Rabbi Joseph Telushkin, a nationally noted Jewish scholar and author, knows the potential effects of mental illness. In 1966, his older cousin, Rabbi Morris Adler, was shot and killed in his Detroit synagogue by a young man he had been counseling and who was undergoing psychiatric treatment.

“Many rabbis and clergy learned from that,” Telushkin said. “Some people need medicine and not just counseling. The clergy also needs to understand that, to imagine only the word of God can help someone ― when we mention mental illness, we speak of disease.”

Linda Borders-Killian, a therapist and volunteer CEO of Jacquelyn Bogue Foundation, has spent decades generating support for people with mental illness in Orange County, California. In 1998, she formed a local suicide prevention advocacy group focused on helping raise awareness and creating a suicide prevention strategy for California.
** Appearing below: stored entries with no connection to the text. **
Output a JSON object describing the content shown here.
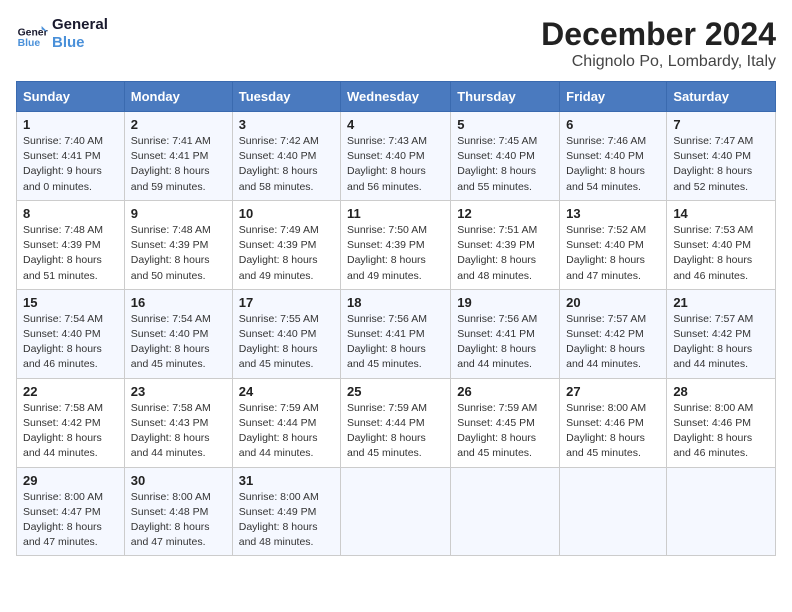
{
  "header": {
    "logo_line1": "General",
    "logo_line2": "Blue",
    "month": "December 2024",
    "location": "Chignolo Po, Lombardy, Italy"
  },
  "weekdays": [
    "Sunday",
    "Monday",
    "Tuesday",
    "Wednesday",
    "Thursday",
    "Friday",
    "Saturday"
  ],
  "weeks": [
    [
      {
        "day": 1,
        "sunrise": "7:40 AM",
        "sunset": "4:41 PM",
        "daylight": "9 hours and 0 minutes."
      },
      {
        "day": 2,
        "sunrise": "7:41 AM",
        "sunset": "4:41 PM",
        "daylight": "8 hours and 59 minutes."
      },
      {
        "day": 3,
        "sunrise": "7:42 AM",
        "sunset": "4:40 PM",
        "daylight": "8 hours and 58 minutes."
      },
      {
        "day": 4,
        "sunrise": "7:43 AM",
        "sunset": "4:40 PM",
        "daylight": "8 hours and 56 minutes."
      },
      {
        "day": 5,
        "sunrise": "7:45 AM",
        "sunset": "4:40 PM",
        "daylight": "8 hours and 55 minutes."
      },
      {
        "day": 6,
        "sunrise": "7:46 AM",
        "sunset": "4:40 PM",
        "daylight": "8 hours and 54 minutes."
      },
      {
        "day": 7,
        "sunrise": "7:47 AM",
        "sunset": "4:40 PM",
        "daylight": "8 hours and 52 minutes."
      }
    ],
    [
      {
        "day": 8,
        "sunrise": "7:48 AM",
        "sunset": "4:39 PM",
        "daylight": "8 hours and 51 minutes."
      },
      {
        "day": 9,
        "sunrise": "7:48 AM",
        "sunset": "4:39 PM",
        "daylight": "8 hours and 50 minutes."
      },
      {
        "day": 10,
        "sunrise": "7:49 AM",
        "sunset": "4:39 PM",
        "daylight": "8 hours and 49 minutes."
      },
      {
        "day": 11,
        "sunrise": "7:50 AM",
        "sunset": "4:39 PM",
        "daylight": "8 hours and 49 minutes."
      },
      {
        "day": 12,
        "sunrise": "7:51 AM",
        "sunset": "4:39 PM",
        "daylight": "8 hours and 48 minutes."
      },
      {
        "day": 13,
        "sunrise": "7:52 AM",
        "sunset": "4:40 PM",
        "daylight": "8 hours and 47 minutes."
      },
      {
        "day": 14,
        "sunrise": "7:53 AM",
        "sunset": "4:40 PM",
        "daylight": "8 hours and 46 minutes."
      }
    ],
    [
      {
        "day": 15,
        "sunrise": "7:54 AM",
        "sunset": "4:40 PM",
        "daylight": "8 hours and 46 minutes."
      },
      {
        "day": 16,
        "sunrise": "7:54 AM",
        "sunset": "4:40 PM",
        "daylight": "8 hours and 45 minutes."
      },
      {
        "day": 17,
        "sunrise": "7:55 AM",
        "sunset": "4:40 PM",
        "daylight": "8 hours and 45 minutes."
      },
      {
        "day": 18,
        "sunrise": "7:56 AM",
        "sunset": "4:41 PM",
        "daylight": "8 hours and 45 minutes."
      },
      {
        "day": 19,
        "sunrise": "7:56 AM",
        "sunset": "4:41 PM",
        "daylight": "8 hours and 44 minutes."
      },
      {
        "day": 20,
        "sunrise": "7:57 AM",
        "sunset": "4:42 PM",
        "daylight": "8 hours and 44 minutes."
      },
      {
        "day": 21,
        "sunrise": "7:57 AM",
        "sunset": "4:42 PM",
        "daylight": "8 hours and 44 minutes."
      }
    ],
    [
      {
        "day": 22,
        "sunrise": "7:58 AM",
        "sunset": "4:42 PM",
        "daylight": "8 hours and 44 minutes."
      },
      {
        "day": 23,
        "sunrise": "7:58 AM",
        "sunset": "4:43 PM",
        "daylight": "8 hours and 44 minutes."
      },
      {
        "day": 24,
        "sunrise": "7:59 AM",
        "sunset": "4:44 PM",
        "daylight": "8 hours and 44 minutes."
      },
      {
        "day": 25,
        "sunrise": "7:59 AM",
        "sunset": "4:44 PM",
        "daylight": "8 hours and 45 minutes."
      },
      {
        "day": 26,
        "sunrise": "7:59 AM",
        "sunset": "4:45 PM",
        "daylight": "8 hours and 45 minutes."
      },
      {
        "day": 27,
        "sunrise": "8:00 AM",
        "sunset": "4:46 PM",
        "daylight": "8 hours and 45 minutes."
      },
      {
        "day": 28,
        "sunrise": "8:00 AM",
        "sunset": "4:46 PM",
        "daylight": "8 hours and 46 minutes."
      }
    ],
    [
      {
        "day": 29,
        "sunrise": "8:00 AM",
        "sunset": "4:47 PM",
        "daylight": "8 hours and 47 minutes."
      },
      {
        "day": 30,
        "sunrise": "8:00 AM",
        "sunset": "4:48 PM",
        "daylight": "8 hours and 47 minutes."
      },
      {
        "day": 31,
        "sunrise": "8:00 AM",
        "sunset": "4:49 PM",
        "daylight": "8 hours and 48 minutes."
      },
      null,
      null,
      null,
      null
    ]
  ]
}
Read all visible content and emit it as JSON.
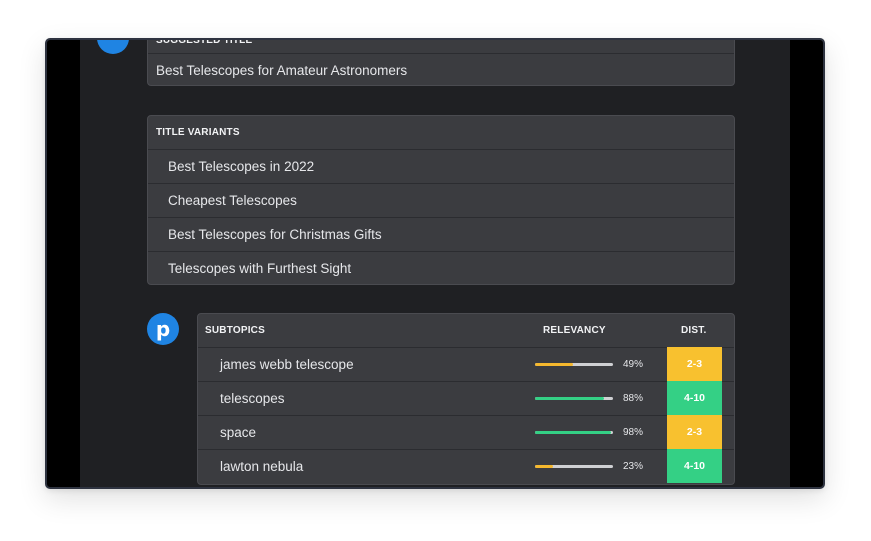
{
  "suggested_title": {
    "header": "SUGGESTED TITLE",
    "value": "Best Telescopes for Amateur Astronomers"
  },
  "title_variants": {
    "header": "TITLE VARIANTS",
    "items": [
      "Best Telescopes in 2022",
      "Cheapest Telescopes",
      "Best Telescopes for Christmas Gifts",
      "Telescopes with Furthest Sight"
    ]
  },
  "avatar": {
    "letter": "p",
    "color": "#1f84e3"
  },
  "subtopics": {
    "headers": {
      "topic": "SUBTOPICS",
      "relevancy": "RELEVANCY",
      "distance": "DIST."
    },
    "rows": [
      {
        "topic": "james webb telescope",
        "relevancy": 49,
        "relevancy_label": "49%",
        "distance": "2-3",
        "bar_color": "#f5b82e",
        "dist_color": "#f8c12f"
      },
      {
        "topic": "telescopes",
        "relevancy": 88,
        "relevancy_label": "88%",
        "distance": "4-10",
        "bar_color": "#34d085",
        "dist_color": "#34d085"
      },
      {
        "topic": "space",
        "relevancy": 98,
        "relevancy_label": "98%",
        "distance": "2-3",
        "bar_color": "#34d085",
        "dist_color": "#f8c12f"
      },
      {
        "topic": "lawton nebula",
        "relevancy": 23,
        "relevancy_label": "23%",
        "distance": "4-10",
        "bar_color": "#f5b82e",
        "dist_color": "#34d085"
      }
    ]
  }
}
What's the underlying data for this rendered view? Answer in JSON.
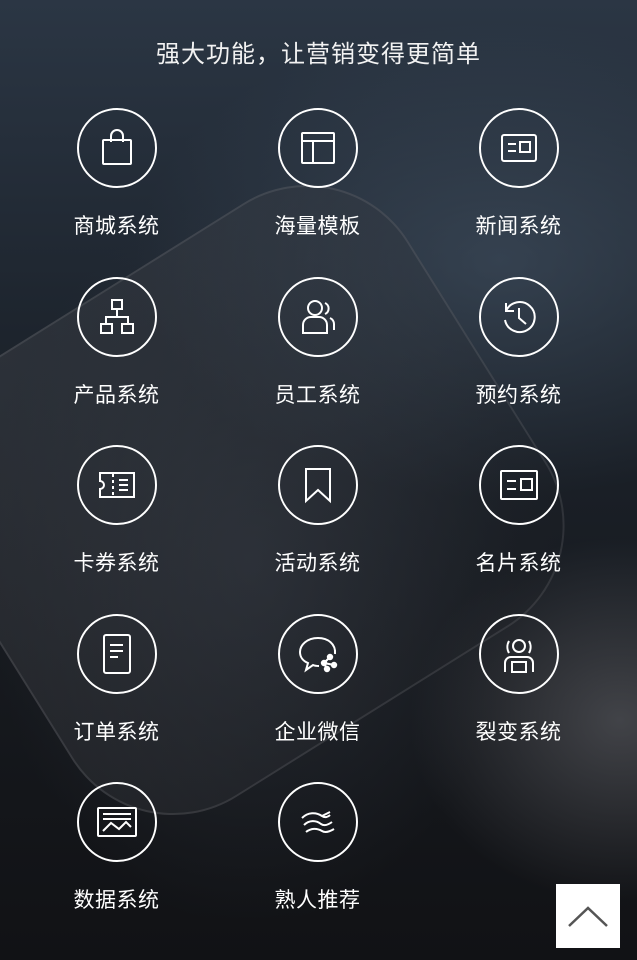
{
  "header": {
    "title": "强大功能，让营销变得更简单"
  },
  "features": [
    {
      "label": "商城系统",
      "icon": "shopping-bag-icon"
    },
    {
      "label": "海量模板",
      "icon": "template-layout-icon"
    },
    {
      "label": "新闻系统",
      "icon": "news-card-icon"
    },
    {
      "label": "产品系统",
      "icon": "org-chart-icon"
    },
    {
      "label": "员工系统",
      "icon": "staff-users-icon"
    },
    {
      "label": "预约系统",
      "icon": "clock-history-icon"
    },
    {
      "label": "卡券系统",
      "icon": "coupon-ticket-icon"
    },
    {
      "label": "活动系统",
      "icon": "bookmark-icon"
    },
    {
      "label": "名片系统",
      "icon": "business-card-icon"
    },
    {
      "label": "订单系统",
      "icon": "order-document-icon"
    },
    {
      "label": "企业微信",
      "icon": "chat-share-icon"
    },
    {
      "label": "裂变系统",
      "icon": "fission-user-icon"
    },
    {
      "label": "数据系统",
      "icon": "data-chart-icon"
    },
    {
      "label": "熟人推荐",
      "icon": "handshake-icon"
    }
  ],
  "colors": {
    "icon_stroke": "#ffffff",
    "back_to_top_bg": "#ffffff",
    "back_to_top_arrow": "#555555"
  },
  "back_to_top": {
    "icon": "chevron-up-icon"
  }
}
In 2004, California voters approved Proposition 63, which the foundation backed, providing more funding for mental health services and helping reduce the suicide rate.

Borders-Killian applauds efforts in the faith community.

“It is significant that Rick Warren, who had lost his son to mental illness and suicide less than a year before, said he wanted to ‘break the Christians’ silence on mental health issues’ and encourage all Christians to speak freely about mental health issues, depression and suicide,” she said.

Today, Mandani, 41, is a social worker at a local hospital. He moved to San Clemente, California, a year ago. A lifelong Christian, he was looking for a church to call home. On July 27, 2013, he and his wife attended their first service at Saddleback Church and it would prove to be life-changing. It was the day Rick Warren returned to the pulpit after a three-month absence following his son’s death.

“It was powerful,” Mandani said. “Rick was validating and highlighting an issue one-quarter of the congregants deal with. I love that he is setting an example for the church. It gives people like me suffering from mental illness a voice. Rick is leading a charge and building a bridge of hope that I wish I had in the 1990s.”